A Proclamação da República
No fim do século XIX o Brasil passava por profundas mudanças urbanas e sociais, principalmente nas capitais das províncias mais importantes. Havia um pequeno — porém significativo — avanço estrutural nas maiores cidades brasileiras, enquanto no campo os grandes donos de terras estavam às voltas com o clamor, cada vez maior e apoiado pela Inglaterra, dos abolicionistas que pediam o fim definitivo da escravidão.
Muitas das mudanças urbanas e sociais tinham o apoio do imperador Pedro II, homem extremamente simpático a alguns avanços. Não é errado dizer que o imperador, em muitos aspectos, era um homem à frente do seu tempo. Ele adorava viajar, fazia questão de absorver informações dos lugares que visitava e procurava trazer inovações para o Brasil, como o telefone e as estradas de ferro, por exemplo.
Mas alguns destes avanços que ocorreram durante o reinado de Pedro II trouxeram alguns problemas à manutenção da Monarquia, sustentada pela Igreja e pelo poder financeiro dos grandes donos de terras, que desejavam mais poder político junto à corte, fato este que muitas vezes era barrado pelo Poder Moderador, na pessoa do próprio Pedro II.
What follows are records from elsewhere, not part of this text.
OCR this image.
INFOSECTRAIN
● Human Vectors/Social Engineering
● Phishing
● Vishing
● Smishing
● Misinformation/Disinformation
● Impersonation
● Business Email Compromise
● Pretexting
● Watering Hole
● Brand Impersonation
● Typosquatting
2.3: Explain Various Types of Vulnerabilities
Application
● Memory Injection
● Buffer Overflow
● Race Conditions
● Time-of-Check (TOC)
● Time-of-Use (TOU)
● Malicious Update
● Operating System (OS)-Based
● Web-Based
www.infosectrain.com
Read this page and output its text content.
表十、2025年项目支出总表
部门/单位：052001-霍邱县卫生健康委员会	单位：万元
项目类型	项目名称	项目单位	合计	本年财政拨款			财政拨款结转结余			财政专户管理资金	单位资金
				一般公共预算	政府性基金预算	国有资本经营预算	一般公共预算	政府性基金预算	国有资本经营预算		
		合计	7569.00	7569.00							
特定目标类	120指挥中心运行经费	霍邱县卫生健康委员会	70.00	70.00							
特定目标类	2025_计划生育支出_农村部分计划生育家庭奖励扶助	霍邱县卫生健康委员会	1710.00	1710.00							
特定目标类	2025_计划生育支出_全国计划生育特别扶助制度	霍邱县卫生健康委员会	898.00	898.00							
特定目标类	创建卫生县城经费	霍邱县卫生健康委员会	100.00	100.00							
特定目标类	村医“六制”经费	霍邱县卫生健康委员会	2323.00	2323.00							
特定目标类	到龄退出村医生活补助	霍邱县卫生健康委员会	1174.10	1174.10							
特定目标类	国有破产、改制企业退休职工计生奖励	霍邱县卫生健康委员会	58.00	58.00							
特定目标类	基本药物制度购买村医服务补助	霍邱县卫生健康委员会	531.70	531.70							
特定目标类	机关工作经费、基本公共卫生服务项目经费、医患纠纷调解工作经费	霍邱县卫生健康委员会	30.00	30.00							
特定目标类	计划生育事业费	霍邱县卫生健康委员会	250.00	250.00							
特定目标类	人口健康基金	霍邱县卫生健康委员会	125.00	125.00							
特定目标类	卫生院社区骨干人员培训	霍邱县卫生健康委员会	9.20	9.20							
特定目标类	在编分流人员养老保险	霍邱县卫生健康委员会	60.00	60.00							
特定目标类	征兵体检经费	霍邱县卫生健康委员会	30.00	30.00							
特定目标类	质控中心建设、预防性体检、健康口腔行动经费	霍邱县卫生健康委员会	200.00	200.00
Devemos citar também os mandos-e-desmandos de vários membros da corte, que eram do conhecimento (ou não) do imperador, que acabava não interferindo nos assuntos administrativos locais, o que fazia a palavra deste membro da corte valer como lei, o que desagradava muitas vezes as oligarquias locais.
Duas mudanças em particular afetariam a sociedade e a economia no país e acabariam complicando a manutenção da Monarquia: a Lei Euzébio de Queiroz, que em 1850 acabou com o tráfico de escravos, e a Lei Áurea, em 1888, que deu fim à escravidão no Brasil.
Com o fim da escravidão, a mão-de-obra nas fazendas ficou muito mais cara. Muitos negros deixaram as fazendas e foram para as cidades em busca de empregos remunerados — que pagavam muito pouco, diga-se de passagem — enquanto no campo os imigrantes passaram a representar a maioria da mão-de-obra.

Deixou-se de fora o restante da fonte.